Mr. Rodriguez said he had attended counseling at the civic center early on Wednesday, but it offered him little reprieve from the pain. Instead, he said he asked his supervisor at Domino’s if he could pick up a shift.
“I just could not stay home and think about what happened all day,” Mr. Rodriguez said. “I had to work and try to distract my mind.”
He pulled a photo from his wallet showing 10-year-old Jose Flores — “my little Josécito” — whom Mr. Rodriguez said he had raised as a grandson. The boy wore a rose-colored T-shirt saying, “Tough guys wear pink.” Mr. Rodriguez broke down crying.
Mr. Costilla said he was a cousin by marriage of Eva Mireles, a beloved teacher at Robb Elementary who befriended children and adults with the same ease. She loved running marathons and teaching her fourth graders, having spent the last 17 years as a teacher, Mr. Costilla said. She had a daughter in her 20s and three dogs.

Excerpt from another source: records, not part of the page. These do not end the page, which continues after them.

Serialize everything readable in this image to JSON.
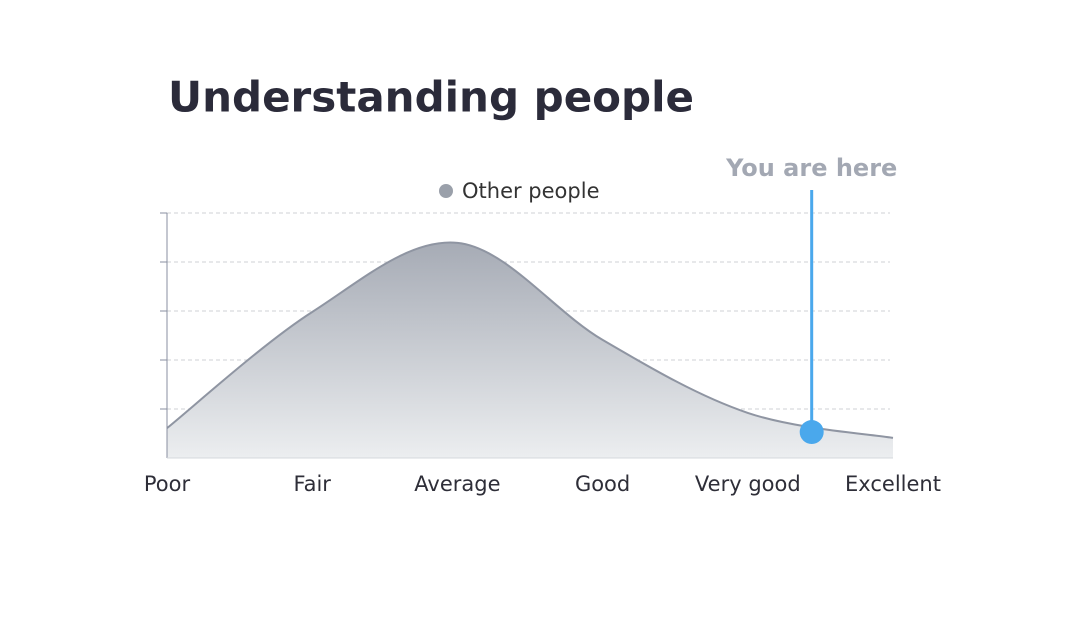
{
  "chart_data": {
    "type": "area",
    "title": "Understanding people",
    "categories": [
      "Poor",
      "Fair",
      "Average",
      "Good",
      "Very good",
      "Excellent"
    ],
    "series": [
      {
        "name": "Other people",
        "color": "#9aa0aa",
        "values": [
          0.61,
          2.98,
          4.39,
          2.41,
          0.92,
          0.41
        ]
      }
    ],
    "ylim": [
      0,
      5
    ],
    "yticks": [
      1,
      2,
      3,
      4,
      5
    ],
    "grid": true,
    "marker": {
      "label": "You are here",
      "position": 4.44,
      "value": 0.53,
      "color": "#4aa8ec"
    }
  }
}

“She was really close to us,” Mr. Costilla said. They spent many weekends together barbecuing in his backyard, and would have fired up the grill again this upcoming Memorial Day weekend.

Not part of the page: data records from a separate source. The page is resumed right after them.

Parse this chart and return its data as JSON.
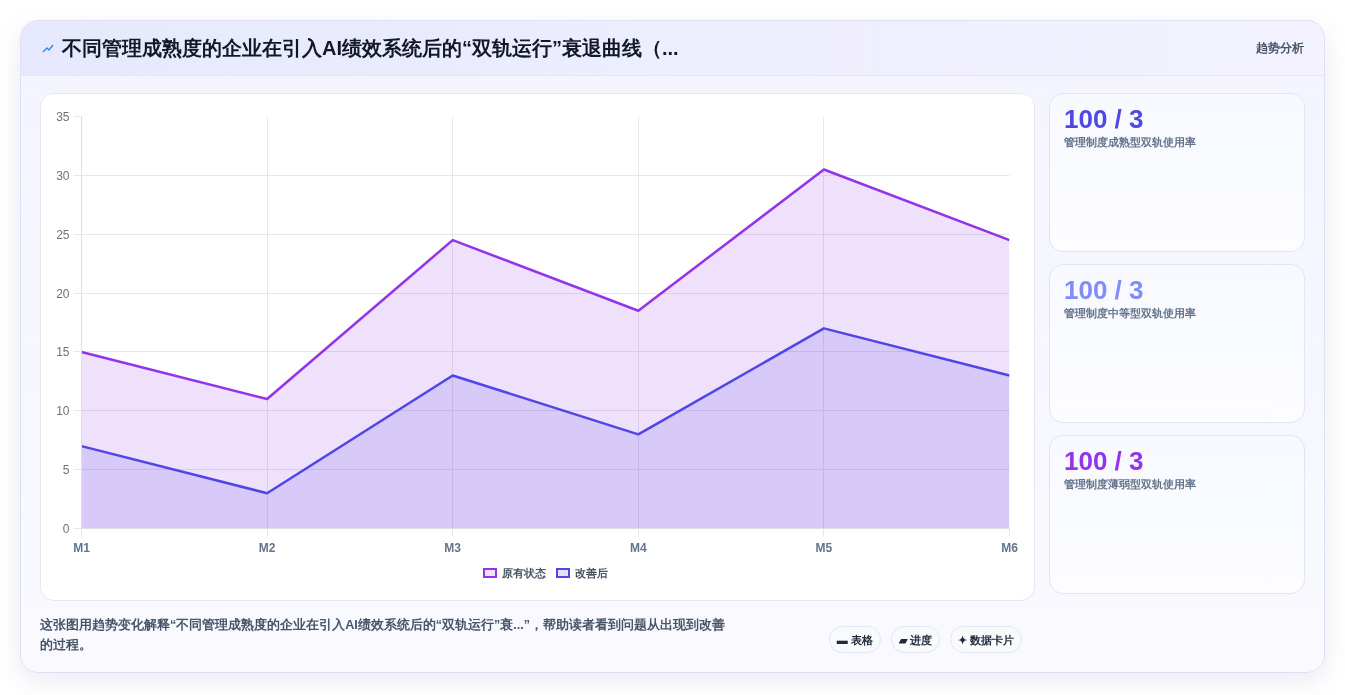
{
  "chart_data": [
    {
      "type": "area",
      "title": "不同管理成熟度的企业在引入AI绩效系统后的“双轨运行”衰退曲线（...",
      "categories": [
        "M1",
        "M2",
        "M3",
        "M4",
        "M5",
        "M6"
      ],
      "series": [
        {
          "name": "原有状态",
          "color": "#9333ea",
          "values": [
            15,
            11,
            24.5,
            18.5,
            30.5,
            24.5
          ]
        },
        {
          "name": "改善后",
          "color": "#4f46e5",
          "values": [
            7,
            3,
            13,
            8,
            17,
            13
          ]
        }
      ],
      "ylim": [
        0,
        35
      ],
      "yticks": [
        0,
        5,
        10,
        15,
        20,
        25,
        30,
        35
      ],
      "grid": true,
      "legend": "bottom",
      "annotations": [
        "这张图用趋势变化解释“不同管理成熟度的企业在引入AI绩效系统后的“双轨运行”衰...”，帮助读者看到问题从出现到改善的过程。",
        "▬ 表格",
        "▰ 进度",
        "✦ 数据卡片"
      ]
    },
    {
      "type": "other",
      "title": "100 / 3",
      "subtitle": "管理制度成熟型双轨使用率",
      "color": "#4f46e5",
      "annotations": [
        "趋势分析"
      ]
    },
    {
      "type": "other",
      "title": "100 / 3",
      "subtitle": "管理制度中等型双轨使用率",
      "color": "#818cf8"
    },
    {
      "type": "other",
      "title": "100 / 3",
      "subtitle": "管理制度薄弱型双轨使用率",
      "color": "#9333ea"
    }
  ]
}
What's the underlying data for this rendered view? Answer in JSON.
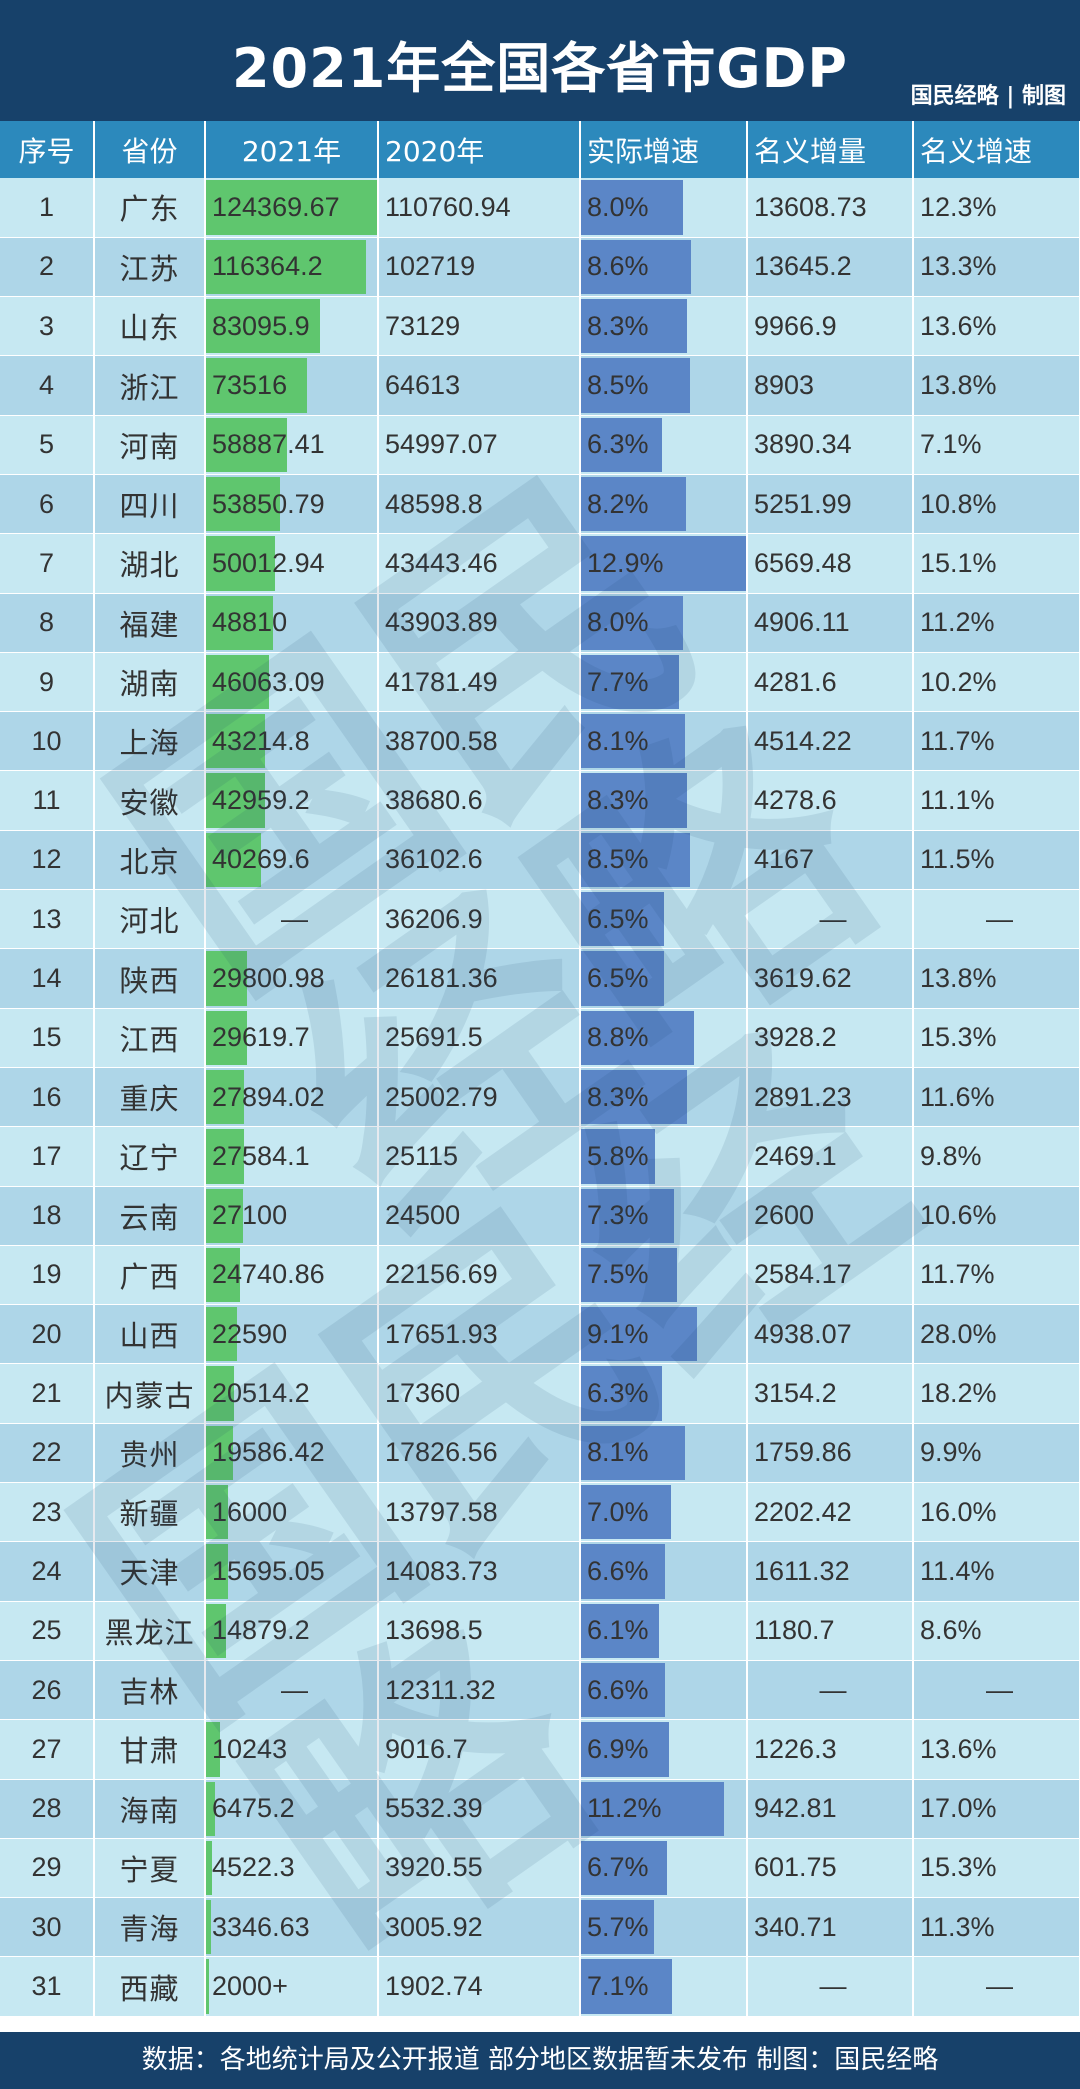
{
  "header": {
    "title": "2021年全国各省市GDP",
    "brand": "国民经略 | 制图"
  },
  "columns": [
    "序号",
    "省份",
    "2021年",
    "2020年",
    "实际增速",
    "名义增量",
    "名义增速"
  ],
  "colors": {
    "header_bg": "#17416a",
    "column_header_bg": "#2c89bc",
    "row_light": "#c6e8f2",
    "row_dark": "#aed6e8",
    "bar_2021": "#5fc66e",
    "bar_growth": "#5b86c7"
  },
  "chart_data": {
    "type": "table",
    "title": "2021年全国各省市GDP",
    "columns": [
      "序号",
      "省份",
      "2021年",
      "2020年",
      "实际增速",
      "名义增量",
      "名义增速"
    ],
    "bars": {
      "2021年": {
        "color": "#5fc66e",
        "max": 124369.67
      },
      "实际增速": {
        "color": "#5b86c7",
        "max": 12.9
      }
    },
    "rows": [
      {
        "rank": "1",
        "province": "广东",
        "gdp2021": "124369.67",
        "gdp2021_value": 124369.67,
        "gdp2020": "110760.94",
        "real_growth": "8.0%",
        "real_growth_value": 8.0,
        "nominal_increase": "13608.73",
        "nominal_growth": "12.3%"
      },
      {
        "rank": "2",
        "province": "江苏",
        "gdp2021": "116364.2",
        "gdp2021_value": 116364.2,
        "gdp2020": "102719",
        "real_growth": "8.6%",
        "real_growth_value": 8.6,
        "nominal_increase": "13645.2",
        "nominal_growth": "13.3%"
      },
      {
        "rank": "3",
        "province": "山东",
        "gdp2021": "83095.9",
        "gdp2021_value": 83095.9,
        "gdp2020": "73129",
        "real_growth": "8.3%",
        "real_growth_value": 8.3,
        "nominal_increase": "9966.9",
        "nominal_growth": "13.6%"
      },
      {
        "rank": "4",
        "province": "浙江",
        "gdp2021": "73516",
        "gdp2021_value": 73516,
        "gdp2020": "64613",
        "real_growth": "8.5%",
        "real_growth_value": 8.5,
        "nominal_increase": "8903",
        "nominal_growth": "13.8%"
      },
      {
        "rank": "5",
        "province": "河南",
        "gdp2021": "58887.41",
        "gdp2021_value": 58887.41,
        "gdp2020": "54997.07",
        "real_growth": "6.3%",
        "real_growth_value": 6.3,
        "nominal_increase": "3890.34",
        "nominal_growth": "7.1%"
      },
      {
        "rank": "6",
        "province": "四川",
        "gdp2021": "53850.79",
        "gdp2021_value": 53850.79,
        "gdp2020": "48598.8",
        "real_growth": "8.2%",
        "real_growth_value": 8.2,
        "nominal_increase": "5251.99",
        "nominal_growth": "10.8%"
      },
      {
        "rank": "7",
        "province": "湖北",
        "gdp2021": "50012.94",
        "gdp2021_value": 50012.94,
        "gdp2020": "43443.46",
        "real_growth": "12.9%",
        "real_growth_value": 12.9,
        "nominal_increase": "6569.48",
        "nominal_growth": "15.1%"
      },
      {
        "rank": "8",
        "province": "福建",
        "gdp2021": "48810",
        "gdp2021_value": 48810,
        "gdp2020": "43903.89",
        "real_growth": "8.0%",
        "real_growth_value": 8.0,
        "nominal_increase": "4906.11",
        "nominal_growth": "11.2%"
      },
      {
        "rank": "9",
        "province": "湖南",
        "gdp2021": "46063.09",
        "gdp2021_value": 46063.09,
        "gdp2020": "41781.49",
        "real_growth": "7.7%",
        "real_growth_value": 7.7,
        "nominal_increase": "4281.6",
        "nominal_growth": "10.2%"
      },
      {
        "rank": "10",
        "province": "上海",
        "gdp2021": "43214.8",
        "gdp2021_value": 43214.8,
        "gdp2020": "38700.58",
        "real_growth": "8.1%",
        "real_growth_value": 8.1,
        "nominal_increase": "4514.22",
        "nominal_growth": "11.7%"
      },
      {
        "rank": "11",
        "province": "安徽",
        "gdp2021": "42959.2",
        "gdp2021_value": 42959.2,
        "gdp2020": "38680.6",
        "real_growth": "8.3%",
        "real_growth_value": 8.3,
        "nominal_increase": "4278.6",
        "nominal_growth": "11.1%"
      },
      {
        "rank": "12",
        "province": "北京",
        "gdp2021": "40269.6",
        "gdp2021_value": 40269.6,
        "gdp2020": "36102.6",
        "real_growth": "8.5%",
        "real_growth_value": 8.5,
        "nominal_increase": "4167",
        "nominal_growth": "11.5%"
      },
      {
        "rank": "13",
        "province": "河北",
        "gdp2021": "—",
        "gdp2021_value": null,
        "gdp2020": "36206.9",
        "real_growth": "6.5%",
        "real_growth_value": 6.5,
        "nominal_increase": "—",
        "nominal_growth": "—"
      },
      {
        "rank": "14",
        "province": "陕西",
        "gdp2021": "29800.98",
        "gdp2021_value": 29800.98,
        "gdp2020": "26181.36",
        "real_growth": "6.5%",
        "real_growth_value": 6.5,
        "nominal_increase": "3619.62",
        "nominal_growth": "13.8%"
      },
      {
        "rank": "15",
        "province": "江西",
        "gdp2021": "29619.7",
        "gdp2021_value": 29619.7,
        "gdp2020": "25691.5",
        "real_growth": "8.8%",
        "real_growth_value": 8.8,
        "nominal_increase": "3928.2",
        "nominal_growth": "15.3%"
      },
      {
        "rank": "16",
        "province": "重庆",
        "gdp2021": "27894.02",
        "gdp2021_value": 27894.02,
        "gdp2020": "25002.79",
        "real_growth": "8.3%",
        "real_growth_value": 8.3,
        "nominal_increase": "2891.23",
        "nominal_growth": "11.6%"
      },
      {
        "rank": "17",
        "province": "辽宁",
        "gdp2021": "27584.1",
        "gdp2021_value": 27584.1,
        "gdp2020": "25115",
        "real_growth": "5.8%",
        "real_growth_value": 5.8,
        "nominal_increase": "2469.1",
        "nominal_growth": "9.8%"
      },
      {
        "rank": "18",
        "province": "云南",
        "gdp2021": "27100",
        "gdp2021_value": 27100,
        "gdp2020": "24500",
        "real_growth": "7.3%",
        "real_growth_value": 7.3,
        "nominal_increase": "2600",
        "nominal_growth": "10.6%"
      },
      {
        "rank": "19",
        "province": "广西",
        "gdp2021": "24740.86",
        "gdp2021_value": 24740.86,
        "gdp2020": "22156.69",
        "real_growth": "7.5%",
        "real_growth_value": 7.5,
        "nominal_increase": "2584.17",
        "nominal_growth": "11.7%"
      },
      {
        "rank": "20",
        "province": "山西",
        "gdp2021": "22590",
        "gdp2021_value": 22590,
        "gdp2020": "17651.93",
        "real_growth": "9.1%",
        "real_growth_value": 9.1,
        "nominal_increase": "4938.07",
        "nominal_growth": "28.0%"
      },
      {
        "rank": "21",
        "province": "内蒙古",
        "gdp2021": "20514.2",
        "gdp2021_value": 20514.2,
        "gdp2020": "17360",
        "real_growth": "6.3%",
        "real_growth_value": 6.3,
        "nominal_increase": "3154.2",
        "nominal_growth": "18.2%"
      },
      {
        "rank": "22",
        "province": "贵州",
        "gdp2021": "19586.42",
        "gdp2021_value": 19586.42,
        "gdp2020": "17826.56",
        "real_growth": "8.1%",
        "real_growth_value": 8.1,
        "nominal_increase": "1759.86",
        "nominal_growth": "9.9%"
      },
      {
        "rank": "23",
        "province": "新疆",
        "gdp2021": "16000",
        "gdp2021_value": 16000,
        "gdp2020": "13797.58",
        "real_growth": "7.0%",
        "real_growth_value": 7.0,
        "nominal_increase": "2202.42",
        "nominal_growth": "16.0%"
      },
      {
        "rank": "24",
        "province": "天津",
        "gdp2021": "15695.05",
        "gdp2021_value": 15695.05,
        "gdp2020": "14083.73",
        "real_growth": "6.6%",
        "real_growth_value": 6.6,
        "nominal_increase": "1611.32",
        "nominal_growth": "11.4%"
      },
      {
        "rank": "25",
        "province": "黑龙江",
        "gdp2021": "14879.2",
        "gdp2021_value": 14879.2,
        "gdp2020": "13698.5",
        "real_growth": "6.1%",
        "real_growth_value": 6.1,
        "nominal_increase": "1180.7",
        "nominal_growth": "8.6%"
      },
      {
        "rank": "26",
        "province": "吉林",
        "gdp2021": "—",
        "gdp2021_value": null,
        "gdp2020": "12311.32",
        "real_growth": "6.6%",
        "real_growth_value": 6.6,
        "nominal_increase": "—",
        "nominal_growth": "—"
      },
      {
        "rank": "27",
        "province": "甘肃",
        "gdp2021": "10243",
        "gdp2021_value": 10243,
        "gdp2020": "9016.7",
        "real_growth": "6.9%",
        "real_growth_value": 6.9,
        "nominal_increase": "1226.3",
        "nominal_growth": "13.6%"
      },
      {
        "rank": "28",
        "province": "海南",
        "gdp2021": "6475.2",
        "gdp2021_value": 6475.2,
        "gdp2020": "5532.39",
        "real_growth": "11.2%",
        "real_growth_value": 11.2,
        "nominal_increase": "942.81",
        "nominal_growth": "17.0%"
      },
      {
        "rank": "29",
        "province": "宁夏",
        "gdp2021": "4522.3",
        "gdp2021_value": 4522.3,
        "gdp2020": "3920.55",
        "real_growth": "6.7%",
        "real_growth_value": 6.7,
        "nominal_increase": "601.75",
        "nominal_growth": "15.3%"
      },
      {
        "rank": "30",
        "province": "青海",
        "gdp2021": "3346.63",
        "gdp2021_value": 3346.63,
        "gdp2020": "3005.92",
        "real_growth": "5.7%",
        "real_growth_value": 5.7,
        "nominal_increase": "340.71",
        "nominal_growth": "11.3%"
      },
      {
        "rank": "31",
        "province": "西藏",
        "gdp2021": "2000+",
        "gdp2021_value": 2000,
        "gdp2020": "1902.74",
        "real_growth": "7.1%",
        "real_growth_value": 7.1,
        "nominal_increase": "—",
        "nominal_growth": "—"
      }
    ]
  },
  "watermark": "国民经略",
  "footer": {
    "text": "数据：各地统计局及公开报道 部分地区数据暂未发布 制图：国民经略"
  }
}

“But now she’s gone,” Mr. Costilla said.
Until this week, Uvalde was perhaps best known as the hometown of the actor Matthew McConaughey and John Nance Garner, a vice president under President Franklin D. Roosevelt. In 1970, it became a center of anti-discrimination protests after Hispanic high school students staged weeks of walkouts.
San Juanita Hernandez, 25, a fifth-generation resident, said her teachers often invoked Uvalde’s history and famous names as they urged her and other students to do great things.
“Any homeroom teacher, football coach, would say, ‘Which one of you is going to bring us fame and put us on the map?’” Ms. Hernandez said.
Despite the proximity to the border and the presence of a U.S. Customs and Border Protection station in Uvalde, residents and city officials said most people were born in the area and had deep ties to the region’s ranching history. In the neighborhood around Robb Elementary, more than 40 percent of residents have lived in the same house for at least 30 years, according to census data.
The shared loss reverberating across Uvalde drew people to a 10 a.m. Mass on Wednesday at Sacred Heart Catholic Church. As they headed into the building, Rebecca and Luis Manuel Acosta said the shooting had taken a crushing toll on a community where it seemed there was no more than a few degrees of separation among families.
“I feel so afraid,” Ms. Acosta, 71, said. “I feel so much for those mothers.”